3. “Stimulating Innovation and Creativity”  – a more general “creative industries” cultural policy, based around copyright-heavy cultural industries,  in line with the Cunningham-Hartley “QUT school” arguments, wherby creative clusters are supposed to generate what Mommass describes as more generally “favourable conditions for artistic/cultural growth and renewal in the context of a wider (global) culturalisation of the economy and a related economisation of culture.”

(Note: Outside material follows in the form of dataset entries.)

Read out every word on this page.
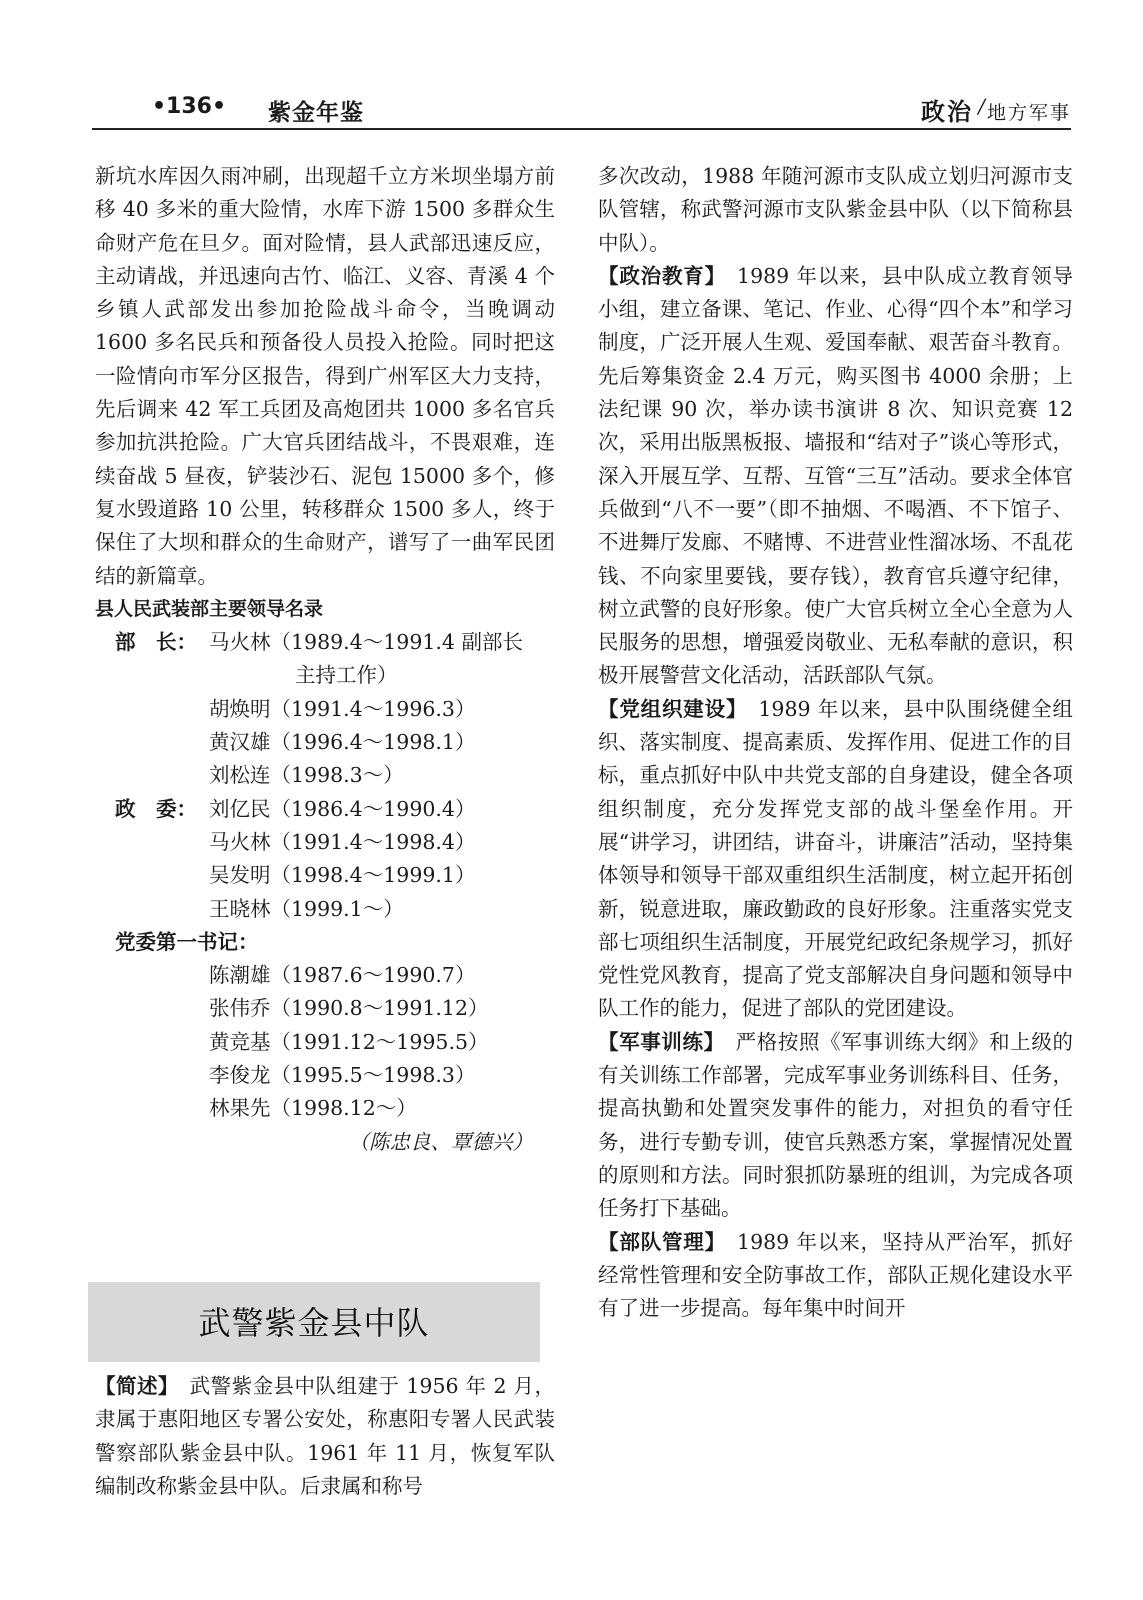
•136• 紫金年鉴	政治 / 地方军事

新坑水库因久雨冲刷，出现超千立方米坝坐塌方前移 40 多米的重大险情，水库下游 1500 多群众生命财产危在旦夕。面对险情，县人武部迅速反应，主动请战，并迅速向古竹、临江、义容、青溪 4 个乡镇人武部发出参加抢险战斗命令，当晚调动 1600 多名民兵和预备役人员投入抢险。同时把这一险情向市军分区报告，得到广州军区大力支持，先后调来 42 军工兵团及高炮团共 1000 多名官兵参加抗洪抢险。广大官兵团结战斗，不畏艰难，连续奋战 5 昼夜，铲装沙石、泥包 15000 多个，修复水毁道路 10 公里，转移群众 1500 多人，终于保住了大坝和群众的生命财产，谱写了一曲军民团结的新篇章。

县人民武装部主要领导名录

部　长： 马火林（1989.4～1991.4 副部长
主持工作）
胡焕明（1991.4～1996.3）
黄汉雄（1996.4～1998.1）
刘松连（1998.3～）
政　委： 刘亿民（1986.4～1990.4）
马火林（1991.4～1998.4）
吴发明（1998.4～1999.1）
王晓林（1999.1～）
党委第一书记：
陈潮雄（1987.6～1990.7）
张伟乔（1990.8～1991.12）
黄竞基（1991.12～1995.5）
李俊龙（1995.5～1998.3）
林果先（1998.12～）

（陈忠良、覃德兴）

武警紫金县中队

【简述】　 武警紫金县中队组建于 1956 年 2 月，隶属于惠阳地区专署公安处，称惠阳专署人民武装警察部队紫金县中队。1961 年 11 月，恢复军队编制改称紫金县中队。后隶属和称号

多次改动，1988 年随河源市支队成立划归河源市支队管辖，称武警河源市支队紫金县中队（以下简称县中队）。

【政治教育】　 1989 年以来，县中队成立教育领导小组，建立备课、笔记、作业、心得“四个本”和学习制度，广泛开展人生观、爱国奉献、艰苦奋斗教育。先后筹集资金 2.4 万元，购买图书 4000 余册；上法纪课 90 次，举办读书演讲 8 次、知识竞赛 12 次，采用出版黑板报、墙报和“结对子”谈心等形式，深入开展互学、互帮、互管“三互”活动。要求全体官兵做到“八不一要”（即不抽烟、不喝酒、不下馆子、不进舞厅发廊、不赌博、不进营业性溜冰场、不乱花钱、不向家里要钱，要存钱），教育官兵遵守纪律，树立武警的良好形象。使广大官兵树立全心全意为人民服务的思想，增强爱岗敬业、无私奉献的意识，积极开展警营文化活动，活跃部队气氛。

【党组织建设】　 1989 年以来，县中队围绕健全组织、落实制度、提高素质、发挥作用、促进工作的目标，重点抓好中队中共党支部的自身建设，健全各项组织制度，充分发挥党支部的战斗堡垒作用。开展“讲学习，讲团结，讲奋斗，讲廉洁”活动，坚持集体领导和领导干部双重组织生活制度，树立起开拓创新，锐意进取，廉政勤政的良好形象。注重落实党支部七项组织生活制度，开展党纪政纪条规学习，抓好党性党风教育，提高了党支部解决自身问题和领导中队工作的能力，促进了部队的党团建设。

【军事训练】　 严格按照《军事训练大纲》和上级的有关训练工作部署，完成军事业务训练科目、任务，提高执勤和处置突发事件的能力，对担负的看守任务，进行专勤专训，使官兵熟悉方案，掌握情况处置的原则和方法。同时狠抓防暴班的组训，为完成各项任务打下基础。

【部队管理】　 1989 年以来，坚持从严治军，抓好经常性管理和安全防事故工作，部队正规化建设水平有了进一步提高。每年集中时间开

4. Finding new uses for old buildings and derelict sites – eg. Renew Newcastle and the other tropes of such “place-making” strategies

5. Promoting cultural diversity and democracy – a suite of policies which developed out of the Greater London Council cultural policy ideas of the 1980’s. Examples include “a search for various unorthodox channels of cultural expression (festivals, parks, activity centres), for forms of financial investment through loans and equity rather than subsidies and grants, and for new support systems, organising training programmes and stronger marketing and distribution channels.” Mommasss also distinguishes, quoting the Greater London Council, “the intention to develop a new aesthetics “which is not ‘traditional’, ‘ethnic’, ‘folk’, ‘exotica’, but which is appropriate for what needs to be expressed here and now’.”

1984; in Bianchini, 1989, p. 37).

You can see some of the tensions and indeed likely contradictions of these policies in the debate over the impact of Glasgow’s 1990 turn as European City of Culture. It’s intersting that as a complete outsider, my friend Marcus Westbury went to Glasgow a few years ago while making the first series of the documentary Not Quite Art. He found Glasgow incredibly vibrant, even perhaps a kind of nirvana of artist-run spaces and underground cultural initiatives. There is some limited support for this view in the academic literature, for instance Beatriz Garcia’s work, based on three years worth of research, which looked into the successes and failures of Glasgow’s community cultural programming and cultural rebranding in 1990. Garcia formed a quite positive assessment.

On the other side of the ledger we have Gerry Mooney, whose 2004 paper in the journal Local Economy, “Cultural policy as urban transformation? Critical reflections on Glasgow, European city of culture 1990” [19(4): 327-340] offers a swingeing criticism of the boosterism inhenrent in the excercise.  “Flagship cultural events”, he argues, “can do little but gloss over and divert attention away from the major structural problems which characterise many ex-industrial cities.” Mooney concludes by arguing that “the lessons of Glasgow’s experience are also very relevant for other cities such as Liverpool that are also increasingly embracing cultural policy as a route to urban transformation.”

So there you have it. As ever in the swirling field of cultural policy, the prima facie policies put forward by champions of arts and cultural events often disintegrate into more special interst lobbying and rent-seeking when examined more closely. As both Justin O’Connor and David Hesmondhlagh argue (and I’m quoting the latter discussing the former here), “the emphasis on using ‘creativity’ and ‘urbanity’ for the competitive advantage of cities risks going beyond a reconciliation of economics and cuture to being an annexation of the latter by the former.” [David Hesmondhalgh, The Cultural Industries [2nd Edn], London: Sage, p. 144].

SPECIAL BONUS FOOT-NOTE: No discussion of the liertature of cities and culture should be complete without a mention of Mike Davis’ brilliant and excoriating City of Quartz.